Under the FDCPA, the third-party collector may contact the debtor only during reasonable hours and not at work if the debtor’s employer prohibits it. The debtor may write the collector to cease contact, in which case the agency is prohibited from further contact (except to confirm that there will be no further contact). A written denial that money is owed stops the bill collector for thirty days, and he can resume again only after the debtor is sent proof of the debt. Collectors may no longer file suit in remote places, hoping for default judgments; any suit must be filed in a court where the debtor lives or where the underlying contract was signed. The use of harassing and abusive tactics, including false and misleading representations to the debtor and others (e.g., claiming that the collector is an attorney or that the debtor is about to be sued when that is not true), is prohibited. Unless the debtor has given the creditor her cell phone number, calls to cell phones (but not to landlines) are not allowed.Federal Communications Commission, “In the Matter of Rules and Regulations Implementing the Telephone Consumer Protection Act of 1991,” http://fjallfoss.fcc.gov/edocs_public/attachmatch/FCC-07-232A1.txt. (This document shows up best with Adobe Acrobat.) In any mailings sent to the debtor, the return address cannot indicate that it is from a debt collection agency (so as to avoid embarrassment from a conspicuous name on the envelope that might be read by third parties).
Communication with third parties about the debt is not allowed, except when the collector may need to talk to others to trace the debtor’s whereabouts (though the collector may not tell them that the inquiry concerns a debt) or when the collector contacts a debtor’s attorney, if the debtor has an attorney. The federal statute gives debtors the right to sue the collector for damages for violating the statute and for causing such injuries as job loss or harm to reputation.

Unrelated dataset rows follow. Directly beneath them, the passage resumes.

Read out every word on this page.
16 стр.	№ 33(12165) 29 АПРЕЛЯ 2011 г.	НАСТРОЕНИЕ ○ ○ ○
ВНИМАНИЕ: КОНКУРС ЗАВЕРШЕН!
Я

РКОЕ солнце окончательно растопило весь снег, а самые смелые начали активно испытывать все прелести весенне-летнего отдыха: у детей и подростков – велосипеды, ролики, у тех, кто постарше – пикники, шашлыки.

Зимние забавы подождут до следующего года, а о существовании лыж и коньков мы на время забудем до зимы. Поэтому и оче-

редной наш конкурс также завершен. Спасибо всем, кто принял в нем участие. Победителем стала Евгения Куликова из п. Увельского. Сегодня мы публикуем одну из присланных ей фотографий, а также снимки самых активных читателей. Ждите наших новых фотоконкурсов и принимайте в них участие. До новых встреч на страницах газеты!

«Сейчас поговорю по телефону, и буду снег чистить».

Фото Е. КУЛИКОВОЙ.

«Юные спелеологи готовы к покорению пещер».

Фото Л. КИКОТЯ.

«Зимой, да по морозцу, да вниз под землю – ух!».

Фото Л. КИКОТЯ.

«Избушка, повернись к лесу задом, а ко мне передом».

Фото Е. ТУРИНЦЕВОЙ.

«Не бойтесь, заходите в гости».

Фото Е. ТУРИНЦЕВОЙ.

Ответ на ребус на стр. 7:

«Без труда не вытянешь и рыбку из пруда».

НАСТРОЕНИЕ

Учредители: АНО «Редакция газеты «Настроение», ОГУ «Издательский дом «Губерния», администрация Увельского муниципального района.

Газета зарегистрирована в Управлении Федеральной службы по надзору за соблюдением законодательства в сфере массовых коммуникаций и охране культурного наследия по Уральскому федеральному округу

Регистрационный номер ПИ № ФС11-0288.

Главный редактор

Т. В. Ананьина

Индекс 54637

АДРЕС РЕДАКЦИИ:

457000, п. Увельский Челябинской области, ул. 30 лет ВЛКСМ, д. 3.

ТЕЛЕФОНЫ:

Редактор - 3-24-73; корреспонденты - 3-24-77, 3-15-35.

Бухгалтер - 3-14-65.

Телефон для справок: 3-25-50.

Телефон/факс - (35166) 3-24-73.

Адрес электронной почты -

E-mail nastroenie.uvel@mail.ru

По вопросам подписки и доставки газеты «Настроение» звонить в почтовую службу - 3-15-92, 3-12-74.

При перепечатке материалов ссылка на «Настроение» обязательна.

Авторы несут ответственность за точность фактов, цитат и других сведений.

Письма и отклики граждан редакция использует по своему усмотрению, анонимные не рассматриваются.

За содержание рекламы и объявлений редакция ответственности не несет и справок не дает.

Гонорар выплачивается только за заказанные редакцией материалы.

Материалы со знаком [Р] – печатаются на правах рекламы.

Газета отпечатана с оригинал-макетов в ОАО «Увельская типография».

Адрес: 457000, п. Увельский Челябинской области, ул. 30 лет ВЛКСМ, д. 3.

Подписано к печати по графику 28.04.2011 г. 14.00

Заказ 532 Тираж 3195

Several laws regulate practices after consumer credit transactions. The FTC provides consumers with a three-day cooling-off period for some in-home sales, during which time the consumer-purchaser may cancel the sale. The TILA and some state laws also have some cancellation provisions. Billing errors are addressed by the Fair Credit Billing Act, which gives consumers certain rights. Debt collection practices such as garnishment, wage assignments, and confessions of judgment are regulated (and in some states prohibited) by federal and state law. Debt collection practices for third-party debt collectors are constrained by the Fair Debt Collection Practices Act.